Au moment de reprendre ses études, il y a 5 ans, pour exercer le métier de second de cuisine qui la passionne tant, Louise avait des projets plein la tête. Comme pour beaucoup de travailleurs de l'Horeca, l'année 2020 a douché ses espoirs en plus de la mener dans la précarité. Les représentants du secteur craignent de voir son cas se multiplier et de voir fuir les employés qualifiés vers d'autres métiers.

"Catastrophe" : le terme revient souvent quand Louison fait le bilan de l'année qui vient de s'écouler. Cette salariée de l'Horeca n'a plus travaillé depuis le mois d'octobre. "Je voudrais aujourd’hui tirer la sonnette d’alarme, je suis second de cuisine, je donne toute ma vie à mon boulot", lance-t-elle via notre bouton orange Alertez-nous.

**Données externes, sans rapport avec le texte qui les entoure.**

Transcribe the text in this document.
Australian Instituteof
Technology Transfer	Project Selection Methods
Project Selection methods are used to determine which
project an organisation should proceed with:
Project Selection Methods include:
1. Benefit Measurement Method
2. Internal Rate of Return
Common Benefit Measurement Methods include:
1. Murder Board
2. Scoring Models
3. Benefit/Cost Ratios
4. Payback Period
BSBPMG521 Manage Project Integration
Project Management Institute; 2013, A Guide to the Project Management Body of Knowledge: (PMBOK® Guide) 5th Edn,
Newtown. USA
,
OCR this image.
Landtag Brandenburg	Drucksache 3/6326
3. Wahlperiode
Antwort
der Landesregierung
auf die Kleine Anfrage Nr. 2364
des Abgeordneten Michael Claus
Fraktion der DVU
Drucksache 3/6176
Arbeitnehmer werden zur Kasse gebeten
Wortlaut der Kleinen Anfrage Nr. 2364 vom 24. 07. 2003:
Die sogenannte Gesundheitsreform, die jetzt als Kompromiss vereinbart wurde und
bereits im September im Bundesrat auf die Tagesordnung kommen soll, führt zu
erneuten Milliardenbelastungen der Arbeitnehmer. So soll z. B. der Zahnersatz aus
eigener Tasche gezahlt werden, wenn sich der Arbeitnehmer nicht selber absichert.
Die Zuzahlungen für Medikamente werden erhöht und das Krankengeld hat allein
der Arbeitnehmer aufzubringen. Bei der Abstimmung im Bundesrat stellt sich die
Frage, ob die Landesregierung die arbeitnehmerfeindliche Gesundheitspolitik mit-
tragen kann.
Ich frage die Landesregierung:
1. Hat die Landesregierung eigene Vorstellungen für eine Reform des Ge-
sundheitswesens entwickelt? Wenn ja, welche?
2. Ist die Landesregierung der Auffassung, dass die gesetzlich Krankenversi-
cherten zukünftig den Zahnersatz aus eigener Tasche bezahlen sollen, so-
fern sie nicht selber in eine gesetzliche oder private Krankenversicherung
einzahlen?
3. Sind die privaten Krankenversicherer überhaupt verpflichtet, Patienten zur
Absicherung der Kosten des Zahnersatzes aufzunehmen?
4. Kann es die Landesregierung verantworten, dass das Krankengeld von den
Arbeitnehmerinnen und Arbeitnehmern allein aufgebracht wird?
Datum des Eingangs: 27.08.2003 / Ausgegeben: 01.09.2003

En 2015, Louison a enfin trouvé sa voie, elle en est convaincue. Après plusieurs années à enchainer les petits boulots dans la vente, les postes qu'elle occupe désormais dans l'Horeca lui conviennent et lui font comprendre que la cuisine est sa vocation.

Elle souhaite toutefois évoluer au-delà de son rôle de commis de cuisine et voit grand : "Ça me passionnait, j'avais envie d'avoir un autre poste que couper des légumes, j'avais envie d'évoluer là-dedans, de créer mon entreprise".

Responsabilités et reconnaissance

Alors, à 25 ans elle reprend des études qui lui permettent de devenir second de cuisine. Elle trouve rapidement du travail dans un restaurant de la région de Charleroi en 2017.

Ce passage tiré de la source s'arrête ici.